Recently the Supreme Court in the case of Principal Commissioner of Income-tax-1 v. Lalitaben Govindbahi Patel  103 taxmann.com 10 (SC) dismissed the Special Leave Petition filed by revenue against the order of Gujarat High Court reported in  94 taxmann.com 396 (Guj.).
Facts of the Case:
In this case the assessee had earlier entered into an agreement to sell land to a party for a sale consideration of Rs. 38.74 lakhs. At time of execution of agreement, assessee received a sum of Rs. 1 lakh from such prospective buyer. Subsequently, assessee executed a sale deed in of the said land to another party being the new buyer for a sale consideration of Rs. 4.43 crores. The said sale deed was executed between the assessee as seller, the new buyer and the earlier prospective buyer who became the confirming party for releasing his rights. As per the said Sale deed the assessee received balance sale consideration of Rs. 37.74 lakhs, whereas remaining amount of Rs. 4.04 crores was received by earlier buyer for releasing his rights in the said land in favour of new buyer. In return of income, assessee claimed that cost of acquisition of land was Rs. 33.36 lakhs which was sold for Rs. 38.74 lakhs and, thus, difference was offered as short term capital gain. In the original assessment the Assessing Officer accepted the return of income. However, subsequently, the Commissioner invoked his revision jurisdiction under section 263 of the Act and passed order holding that sale consideration being Rs. 4.43 crores, assessee had to offer a sum of Rs. 4.09 crores by way of short term capital gain. In appeal the Tribunal set aside the revisional order of the CIT. The revenues appeal before the High Court was dismissed holding that since it was undisputed that out of total sale consideration, Rs. 4.04 crores was received by confirming party and assessee never received anything beyond Rs. 38.74 lakhs originally agreed, question of charging capital gain from assessee on a sum larger than said amount would not arise.

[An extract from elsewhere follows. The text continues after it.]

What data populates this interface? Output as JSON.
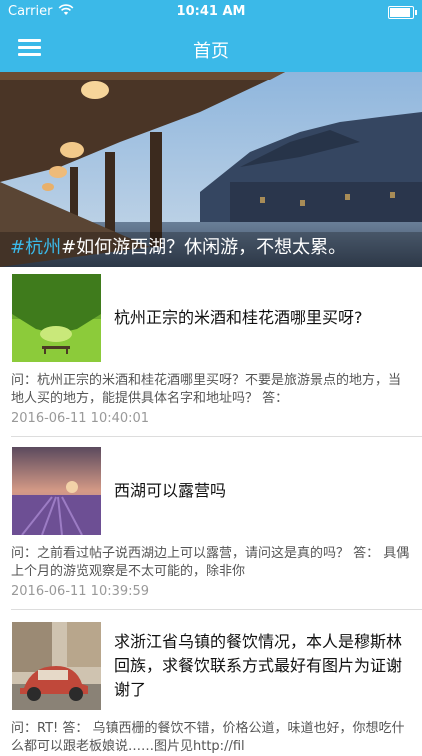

The above decision requires fair consideration of the facts but it unequivocally lays down that the sale consideration for the sale of a capital asset would be the amount actually received by the seller. The amount paid for the removal of encumbrance cannot be added to the sale consideration of the seller since the said amount is not received by the seller.
Deduction u/s 48(1):
One wonder why the said matter went upto the Supreme Court. Even if the revenue contended that the sale consideration is to be enhanced by the amount paid to the confirming party, yet under section 48(1) of the Act, the said amount was deductible from the sale consideration in the hands of the seller. Accordingly, there would be no impact on the final amount assessed as a capital gain. The Mumbai High Court has in the case of CIT v. Shakuntala Kantilal  190 ITR 56 (Bom.) on almost identical facts have held that the payments made to another party for settlement of claim / encumbrance is deductible under section 48(1) of the Act for arriving at the taxable capital gain. Similar view was once again taken by the Mumbai High Court in the case of CIT Vs. Abrar Alvi (2001) 247 ITR 312 (Bom.) held that removal of encumbrance is the deductible expenditure under section 48(1).

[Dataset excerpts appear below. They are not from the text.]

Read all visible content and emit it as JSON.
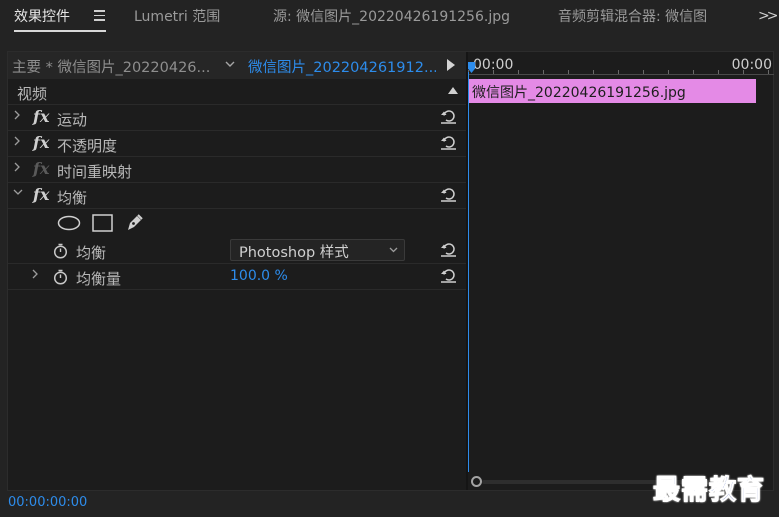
{
  "tabs": [
    {
      "label": "效果控件",
      "active": true
    },
    {
      "label": "Lumetri 范围",
      "active": false
    },
    {
      "label": "源: 微信图片_20220426191256.jpg",
      "active": false
    },
    {
      "label": "音频剪辑混合器: 微信图",
      "active": false
    }
  ],
  "overflow_icon": ">>",
  "selector": {
    "master": "主要 * 微信图片_20220426...",
    "clip": "微信图片_202204261912..."
  },
  "effects": {
    "section_label": "视频",
    "items": [
      {
        "label": "运动",
        "disabled": false
      },
      {
        "label": "不透明度",
        "disabled": false
      },
      {
        "label": "时间重映射",
        "disabled": true
      },
      {
        "label": "均衡",
        "disabled": false
      }
    ],
    "params": {
      "equalize_label": "均衡",
      "equalize_value": "Photoshop 样式",
      "amount_label": "均衡量",
      "amount_value": "100.0 %"
    }
  },
  "timeline": {
    "start_time": "00:00",
    "end_time": "00:00",
    "clip_name": "微信图片_20220426191256.jpg"
  },
  "timecode": "00:00:00:00",
  "watermark": "最需教育",
  "colors": {
    "accent": "#2d8ceb",
    "clip": "#e48ae6"
  }
}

In a later decision the Madras High Court in the case of CIT Vs. M/s. Bradford Trading Company (P) Ltd. (2003) 261 ITR 222 (Madras) explained the concept in great detail. It held that where the amount is paid to a third party which is inextricably linked to the transfer of the capital asset, such payment is to be allowed as an expense under section 48(1). This is because if such expense is not incurred there would be no transfer. The court further distinguished the payment for discharge of self created mortgage vis a vis removal of encumbrance and held that the removal of mortgage is not for transfer of capital asset but an application of the sale consideration and hence not deductible.

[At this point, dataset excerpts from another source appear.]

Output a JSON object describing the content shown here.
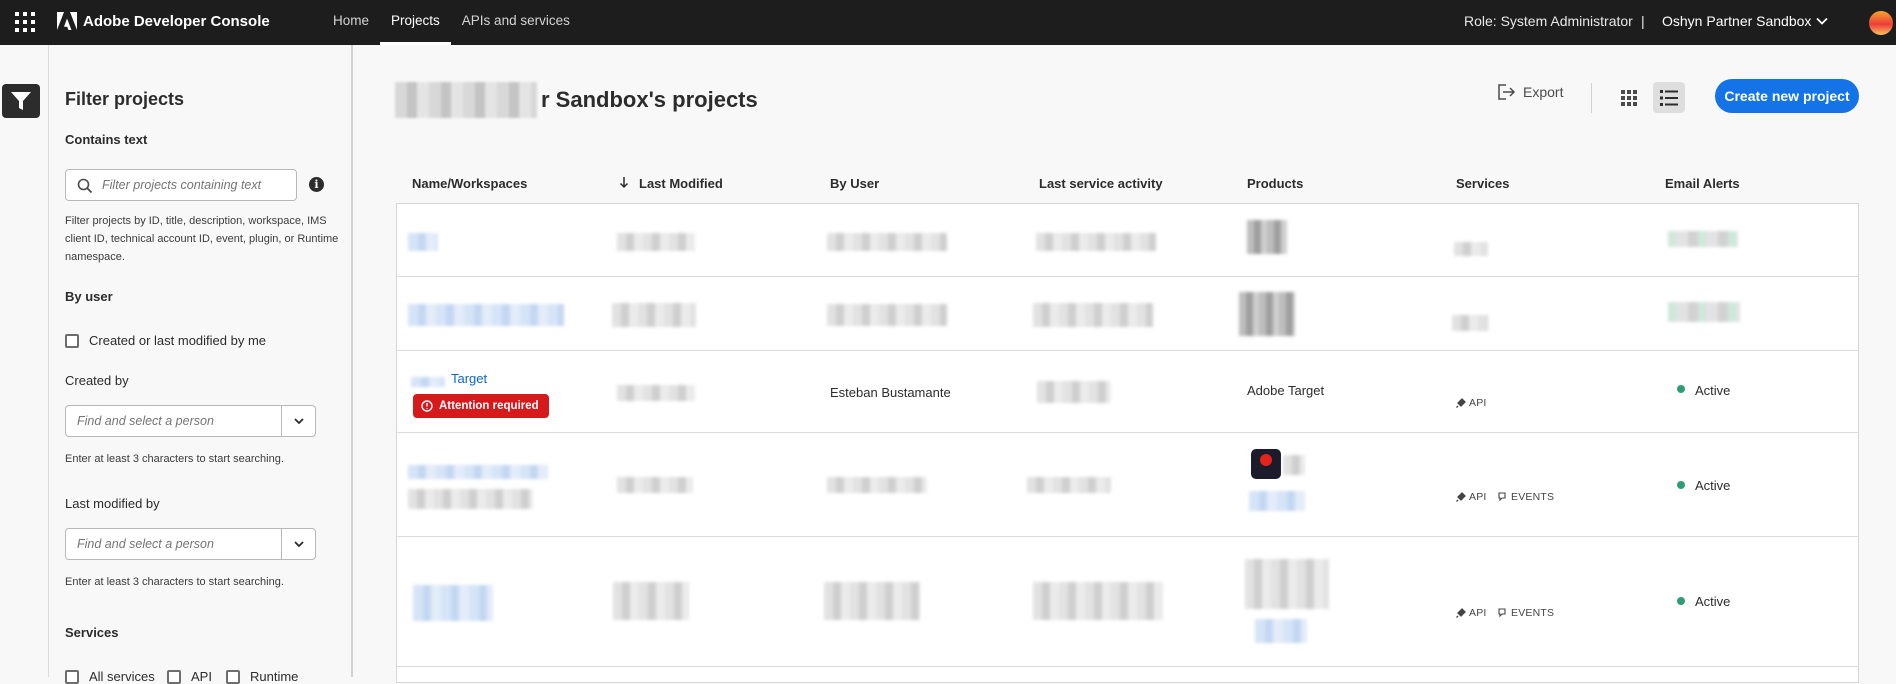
{
  "header": {
    "brand": "Adobe Developer Console",
    "nav": [
      {
        "label": "Home",
        "active": false
      },
      {
        "label": "Projects",
        "active": true
      },
      {
        "label": "APIs and services",
        "active": false
      }
    ],
    "role": "Role: System Administrator",
    "separator": "|",
    "org": "Oshyn Partner Sandbox"
  },
  "sidebar": {
    "title": "Filter projects",
    "contains_text": {
      "heading": "Contains text",
      "placeholder": "Filter projects containing text",
      "help": "Filter projects by ID, title, description, workspace, IMS client ID, technical account ID, event, plugin, or Runtime namespace."
    },
    "by_user": {
      "heading": "By user",
      "checkbox_label": "Created or last modified by me",
      "created_by_label": "Created by",
      "created_by_placeholder": "Find and select a person",
      "created_by_help": "Enter at least 3 characters to start searching.",
      "last_modified_label": "Last modified by",
      "last_modified_placeholder": "Find and select a person",
      "last_modified_help": "Enter at least 3 characters to start searching."
    },
    "services": {
      "heading": "Services",
      "options": [
        "All services",
        "API",
        "Runtime"
      ]
    }
  },
  "main": {
    "title_suffix": "r Sandbox's projects",
    "export_label": "Export",
    "create_label": "Create new project",
    "columns": [
      "Name/Workspaces",
      "Last Modified",
      "By User",
      "Last service activity",
      "Products",
      "Services",
      "Email Alerts"
    ],
    "sort_indicator": "↓",
    "rows": [
      {
        "name": "Target",
        "badge": "Attention required",
        "by_user": "Esteban Bustamante",
        "product": "Adobe Target",
        "services": [
          "API"
        ],
        "alert": "Active"
      },
      {
        "services": [
          "API",
          "EVENTS"
        ],
        "alert": "Active"
      },
      {
        "services": [
          "API",
          "EVENTS"
        ],
        "alert": "Active"
      }
    ]
  },
  "colors": {
    "topbar": "#1d1d1d",
    "accent": "#1473e6",
    "link": "#0d66d0",
    "attention": "#d7191b",
    "active_dot": "#2d9d78"
  },
  "icons": [
    "apps-icon",
    "adobe-logo-icon",
    "chevron-down-icon",
    "filter-icon",
    "search-icon",
    "info-icon",
    "export-icon",
    "grid-view-icon",
    "list-view-icon",
    "sort-arrow-icon",
    "alert-icon",
    "api-plug-icon",
    "events-icon"
  ]
}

Conclusion: in view of the above decisions broadly leading to the similar conclusion and the tax effect, it would be prudent that a proper circular is issued to the field officers so that unnecessary litigation could can be avoided. For the assessee it is important that documentation with the seller and the purchaser are so made so as to ensure that the amount paid for removal of encumbrance is an expense of the purchaser but not the income in the hands of the seller.